Neue Augentropfen, um Kurzsichtigkeit zu verlangsamen |
Daniela Hüttemann |
04.08.2025 15:36 Uhr |
Eine erste Sehanalyse in der Augenarztpraxis sollte zwischen dem zweiten und dritten Lebensjahr erfolgen, spätestens vor der Einschulung. Tragen beide Eltern eine Brille, sollte die Untersuchung lieber früher als später erfolgen. / © Adobe Stock/Myron Standret
Die Inzidenz von Kurzsichtigkeit (Myopie) nimmt bei Kindern weltweit zu, was laut Expertenmeinung mit steigender Bildschirmzeit und weniger Zeit im Freien zu tun hat. Kurzsichtigkeit lässt sich nicht heilen oder in ihrem Fortschreiten ganz stoppen. Augentropfen mit niedrig dosiertem Atropin können jedoch die Progression verlangsamen und so dafür sorgen, dass weniger Dioptrien am Ende herauskommen. Eine hohe Kurzsichtigkeit erhöht das Risiko für Netzhautablösung sowie Grauen und Grünen Star.

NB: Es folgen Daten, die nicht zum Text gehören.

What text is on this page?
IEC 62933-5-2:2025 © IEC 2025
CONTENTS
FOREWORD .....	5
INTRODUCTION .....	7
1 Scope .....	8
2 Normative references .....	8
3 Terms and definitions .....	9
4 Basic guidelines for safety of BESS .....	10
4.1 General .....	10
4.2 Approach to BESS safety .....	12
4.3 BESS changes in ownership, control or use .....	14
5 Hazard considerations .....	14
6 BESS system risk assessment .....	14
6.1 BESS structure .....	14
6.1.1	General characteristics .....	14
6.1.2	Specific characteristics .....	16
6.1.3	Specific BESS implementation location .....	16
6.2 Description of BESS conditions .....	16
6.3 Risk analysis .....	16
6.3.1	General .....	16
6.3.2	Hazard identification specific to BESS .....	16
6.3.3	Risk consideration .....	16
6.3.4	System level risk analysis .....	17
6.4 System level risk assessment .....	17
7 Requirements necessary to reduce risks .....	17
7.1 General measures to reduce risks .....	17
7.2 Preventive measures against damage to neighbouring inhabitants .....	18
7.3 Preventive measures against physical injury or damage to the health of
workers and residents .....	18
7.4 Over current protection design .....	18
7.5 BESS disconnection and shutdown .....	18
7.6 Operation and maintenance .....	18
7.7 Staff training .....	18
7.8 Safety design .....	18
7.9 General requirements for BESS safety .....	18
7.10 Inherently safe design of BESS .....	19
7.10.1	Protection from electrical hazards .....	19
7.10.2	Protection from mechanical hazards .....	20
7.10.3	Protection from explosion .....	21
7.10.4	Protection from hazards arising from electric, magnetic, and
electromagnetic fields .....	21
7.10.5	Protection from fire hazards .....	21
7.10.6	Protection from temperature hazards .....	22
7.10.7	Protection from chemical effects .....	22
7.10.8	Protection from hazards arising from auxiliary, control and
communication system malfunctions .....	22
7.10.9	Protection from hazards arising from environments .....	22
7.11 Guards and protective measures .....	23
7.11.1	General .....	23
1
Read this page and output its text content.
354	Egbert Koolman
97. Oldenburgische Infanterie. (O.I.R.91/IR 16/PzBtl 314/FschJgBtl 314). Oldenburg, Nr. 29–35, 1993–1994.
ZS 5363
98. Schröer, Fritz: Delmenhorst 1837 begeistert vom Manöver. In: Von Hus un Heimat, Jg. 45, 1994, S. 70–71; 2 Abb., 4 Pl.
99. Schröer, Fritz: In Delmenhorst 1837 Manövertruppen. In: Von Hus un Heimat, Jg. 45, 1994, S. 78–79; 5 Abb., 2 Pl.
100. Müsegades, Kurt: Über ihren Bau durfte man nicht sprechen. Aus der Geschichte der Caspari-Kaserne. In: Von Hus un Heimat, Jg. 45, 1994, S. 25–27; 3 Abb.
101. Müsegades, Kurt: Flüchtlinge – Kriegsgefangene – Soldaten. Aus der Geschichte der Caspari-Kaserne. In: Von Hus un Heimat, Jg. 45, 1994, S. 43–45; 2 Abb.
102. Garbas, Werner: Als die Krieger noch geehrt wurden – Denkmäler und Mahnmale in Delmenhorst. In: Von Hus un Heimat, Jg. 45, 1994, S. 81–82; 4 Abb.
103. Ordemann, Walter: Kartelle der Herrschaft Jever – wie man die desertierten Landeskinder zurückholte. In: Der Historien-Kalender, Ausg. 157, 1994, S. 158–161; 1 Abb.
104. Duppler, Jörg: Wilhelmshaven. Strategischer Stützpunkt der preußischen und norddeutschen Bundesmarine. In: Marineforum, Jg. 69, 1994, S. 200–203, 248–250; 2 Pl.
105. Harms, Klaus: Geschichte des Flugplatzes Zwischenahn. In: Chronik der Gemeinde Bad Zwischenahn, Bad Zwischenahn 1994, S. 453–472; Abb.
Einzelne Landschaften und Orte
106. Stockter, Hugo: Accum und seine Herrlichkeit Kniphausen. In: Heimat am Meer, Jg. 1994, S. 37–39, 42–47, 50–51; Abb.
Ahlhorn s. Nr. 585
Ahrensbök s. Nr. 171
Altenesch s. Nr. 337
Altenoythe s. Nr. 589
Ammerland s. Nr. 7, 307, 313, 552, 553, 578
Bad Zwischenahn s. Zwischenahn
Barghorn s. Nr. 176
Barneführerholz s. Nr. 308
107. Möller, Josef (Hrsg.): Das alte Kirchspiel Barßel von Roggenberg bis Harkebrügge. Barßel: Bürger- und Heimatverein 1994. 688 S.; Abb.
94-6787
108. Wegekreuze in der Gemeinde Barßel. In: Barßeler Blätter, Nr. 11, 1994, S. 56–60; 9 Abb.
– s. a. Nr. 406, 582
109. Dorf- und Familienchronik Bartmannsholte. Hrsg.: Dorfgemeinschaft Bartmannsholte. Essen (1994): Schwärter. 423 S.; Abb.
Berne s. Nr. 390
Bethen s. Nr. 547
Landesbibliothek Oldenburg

Solche Augentropfen haben nun erstmals in der Europäischen Union eine Zulassung bekommen, nachdem bislang nur eine Behandlung mit individuell hergestellten Rezepturarzneimitteln möglich war. Deutschland ist das erste Land, in dem Hersteller Santen Pharmaceutical sein Präparat nun eingeführt hat.
Ryjunea wird einmal täglich abends angewendet. / © Santen Pharmaceuticals
Die Zulassung des Präparats Ryjunea basiert auf den Ergebnissen der Phase-III-Studie STAR. Daran nahmen 847 Kinder aus Europa und den USA, vor allem Mädchen, im Alter von 3 bis 14 Jahren teil. Das Durchschnittsalter lag bei etwa 10,4 Jahren. Bei ihnen war bereits eine Kurzsichtigkeit von minus 0,50 bis minus 6,00 Dioptrien festgestellt worden mit einer jährlichen Progressionsrate von 0,5 Dioptrien oder mehr.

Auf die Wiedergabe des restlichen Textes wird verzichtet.